Which is why Schwab is constantly fine-tuning its PortfolioCenter platform, releasing four upgrades in just the last two years. With its advisors telling Schwab that they use the portfolio management system as their primary tool, the company focused most of its efforts in this latest release (4.3) on that piece of the software. “We notice as we talk with our advisors that this is the core technology that they use,” says Dan Skiles, vice president of technology for Schwab Institutional, based in Denver, Colorado. “So it’s got to work, and it’s got to work right.”
In 4.3, Schwab offers PortfolioCenter’s 3,300 clients more customization than ever before. Reports can be built by grouping client accounts with similar characteristics into so-called Smart Sets, the way advisors want, not according to subsets prescribed in the program. “We let them create any field they want,” says Skiles. “There’s a lot of flexibility.”
Launched in 2004, PortfolioCenter is actually an evolution of Schwab’s former platform Centerpiece, an 18-year-old program whose architecture, Skiles says, needed upgrading. The Schwab team spent five years before releasing the transformed software tool that they built on a SQL platform, an open architecture design that allowed Schwab to scale PortfolioCenter in a way it could never have imagined with Centerpiece.
In addition to upgrades every six months, Schwab holds Web-based and local training sessions, and offers networking services to connect advisors to each other so they can learn new ways of using the program. Schwab believes its advisors’ comfort with the software is paramount.
In this latest release, the firm also focused on upgrading its billing tool, giving users more options on how to charge accounts. With some simple keystrokes, advisors can choose between billing clients directly and having fees debited automatically.

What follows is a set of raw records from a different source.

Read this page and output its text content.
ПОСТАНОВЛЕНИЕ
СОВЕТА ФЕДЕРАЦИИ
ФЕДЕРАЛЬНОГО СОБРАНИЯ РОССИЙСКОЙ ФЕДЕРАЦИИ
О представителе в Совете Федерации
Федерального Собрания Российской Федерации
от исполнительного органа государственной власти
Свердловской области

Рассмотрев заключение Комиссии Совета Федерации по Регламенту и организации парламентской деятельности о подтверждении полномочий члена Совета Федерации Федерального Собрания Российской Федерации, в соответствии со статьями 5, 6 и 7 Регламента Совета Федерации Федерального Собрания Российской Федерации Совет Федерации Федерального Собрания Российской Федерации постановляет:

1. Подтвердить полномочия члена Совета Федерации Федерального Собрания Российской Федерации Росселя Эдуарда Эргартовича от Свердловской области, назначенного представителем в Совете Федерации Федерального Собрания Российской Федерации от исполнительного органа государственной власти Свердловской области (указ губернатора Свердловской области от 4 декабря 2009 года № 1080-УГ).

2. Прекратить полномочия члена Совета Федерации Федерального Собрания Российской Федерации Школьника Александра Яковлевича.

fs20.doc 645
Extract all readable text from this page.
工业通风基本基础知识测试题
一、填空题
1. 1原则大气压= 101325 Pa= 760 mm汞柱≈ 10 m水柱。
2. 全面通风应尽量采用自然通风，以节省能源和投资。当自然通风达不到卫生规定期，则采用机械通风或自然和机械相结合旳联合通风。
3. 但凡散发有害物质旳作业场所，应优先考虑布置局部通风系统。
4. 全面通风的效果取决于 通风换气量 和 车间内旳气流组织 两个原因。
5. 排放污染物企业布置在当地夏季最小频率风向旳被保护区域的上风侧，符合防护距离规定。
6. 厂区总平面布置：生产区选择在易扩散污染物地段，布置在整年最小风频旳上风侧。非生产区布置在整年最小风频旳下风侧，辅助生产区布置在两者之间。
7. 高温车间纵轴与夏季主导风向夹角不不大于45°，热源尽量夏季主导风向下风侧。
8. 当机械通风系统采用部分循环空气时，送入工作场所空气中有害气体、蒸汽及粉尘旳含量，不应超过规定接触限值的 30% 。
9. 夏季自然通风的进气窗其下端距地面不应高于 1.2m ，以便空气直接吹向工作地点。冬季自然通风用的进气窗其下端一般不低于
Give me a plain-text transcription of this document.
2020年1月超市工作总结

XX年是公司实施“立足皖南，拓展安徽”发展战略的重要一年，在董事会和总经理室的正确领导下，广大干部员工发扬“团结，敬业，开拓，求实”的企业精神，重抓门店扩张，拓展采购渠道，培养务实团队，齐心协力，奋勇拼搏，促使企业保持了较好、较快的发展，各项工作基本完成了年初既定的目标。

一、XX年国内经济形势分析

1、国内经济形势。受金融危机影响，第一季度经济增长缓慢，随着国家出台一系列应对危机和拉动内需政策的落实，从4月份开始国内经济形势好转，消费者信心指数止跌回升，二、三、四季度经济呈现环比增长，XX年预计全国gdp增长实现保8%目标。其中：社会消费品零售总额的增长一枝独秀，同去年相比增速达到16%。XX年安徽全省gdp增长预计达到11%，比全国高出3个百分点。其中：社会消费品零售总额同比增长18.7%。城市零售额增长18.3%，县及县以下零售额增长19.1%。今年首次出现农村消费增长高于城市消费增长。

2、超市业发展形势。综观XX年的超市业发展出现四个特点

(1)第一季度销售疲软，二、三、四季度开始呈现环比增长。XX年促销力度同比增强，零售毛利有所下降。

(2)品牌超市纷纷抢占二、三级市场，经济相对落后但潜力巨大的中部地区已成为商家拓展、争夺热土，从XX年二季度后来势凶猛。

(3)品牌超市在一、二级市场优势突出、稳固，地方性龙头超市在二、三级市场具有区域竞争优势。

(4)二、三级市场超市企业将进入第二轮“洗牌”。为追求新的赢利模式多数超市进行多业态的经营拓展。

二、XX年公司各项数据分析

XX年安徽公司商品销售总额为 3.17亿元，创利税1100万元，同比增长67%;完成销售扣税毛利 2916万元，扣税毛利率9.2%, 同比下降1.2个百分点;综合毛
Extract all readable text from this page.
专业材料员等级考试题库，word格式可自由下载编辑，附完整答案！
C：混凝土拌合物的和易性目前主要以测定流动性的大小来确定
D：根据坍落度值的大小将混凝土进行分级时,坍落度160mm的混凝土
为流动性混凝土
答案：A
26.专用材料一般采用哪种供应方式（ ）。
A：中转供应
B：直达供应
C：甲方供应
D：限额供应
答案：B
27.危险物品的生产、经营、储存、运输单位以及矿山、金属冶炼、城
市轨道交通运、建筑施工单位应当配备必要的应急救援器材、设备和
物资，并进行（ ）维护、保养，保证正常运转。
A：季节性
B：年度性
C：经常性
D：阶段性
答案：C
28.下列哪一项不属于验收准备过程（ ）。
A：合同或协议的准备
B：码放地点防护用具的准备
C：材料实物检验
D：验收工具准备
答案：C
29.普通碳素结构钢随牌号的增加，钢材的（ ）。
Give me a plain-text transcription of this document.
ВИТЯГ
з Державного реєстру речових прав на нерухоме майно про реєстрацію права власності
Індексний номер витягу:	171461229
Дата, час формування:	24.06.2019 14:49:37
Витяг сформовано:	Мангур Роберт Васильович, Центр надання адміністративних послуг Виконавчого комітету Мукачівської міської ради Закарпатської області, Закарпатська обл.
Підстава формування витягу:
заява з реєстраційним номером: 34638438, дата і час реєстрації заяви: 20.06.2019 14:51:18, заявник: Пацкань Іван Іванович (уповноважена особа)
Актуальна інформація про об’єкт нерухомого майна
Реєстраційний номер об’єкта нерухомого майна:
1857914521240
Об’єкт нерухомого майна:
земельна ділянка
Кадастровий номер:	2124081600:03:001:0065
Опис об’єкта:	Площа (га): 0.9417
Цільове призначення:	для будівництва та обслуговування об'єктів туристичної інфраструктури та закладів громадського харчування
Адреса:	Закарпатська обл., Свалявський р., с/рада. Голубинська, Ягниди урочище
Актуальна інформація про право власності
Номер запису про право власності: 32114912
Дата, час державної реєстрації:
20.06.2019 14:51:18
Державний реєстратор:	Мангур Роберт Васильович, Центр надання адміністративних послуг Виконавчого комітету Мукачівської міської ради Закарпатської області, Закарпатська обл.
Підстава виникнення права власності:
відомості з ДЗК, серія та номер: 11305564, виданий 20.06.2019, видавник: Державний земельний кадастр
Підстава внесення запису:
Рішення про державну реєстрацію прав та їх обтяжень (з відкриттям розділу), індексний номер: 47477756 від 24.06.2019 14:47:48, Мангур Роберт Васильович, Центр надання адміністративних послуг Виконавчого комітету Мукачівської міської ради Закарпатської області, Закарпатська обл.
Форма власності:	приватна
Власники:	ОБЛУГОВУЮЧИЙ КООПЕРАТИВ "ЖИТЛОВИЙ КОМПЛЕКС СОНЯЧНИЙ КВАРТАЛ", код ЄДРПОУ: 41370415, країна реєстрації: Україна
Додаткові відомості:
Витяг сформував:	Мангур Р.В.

Already at work on its next version, slotted for summer 2007, Schwab is pushing to make managed accounts data easier to read and display. Now both advisors and clients will be able to see which specific stocks are held in those separate accounts.
Eagle: Changeable Views
Rich Chambers relies heavily on his portfolio management software to bill clients, rebalance portfolios, and create reports. “I would call it essential,” he says. With three partners in his Menlo Park, California firm, Investor’s Capital Management, and no administrative assistant, Chambers needs all the help he can get. One thing he wishes his current program could do is directly link the portfolio report it creates to his Web site, and make it easier for clients to find the information online. “That takes a long time,” he says. “Generally 10% [of clients] can’t remember how to log in.”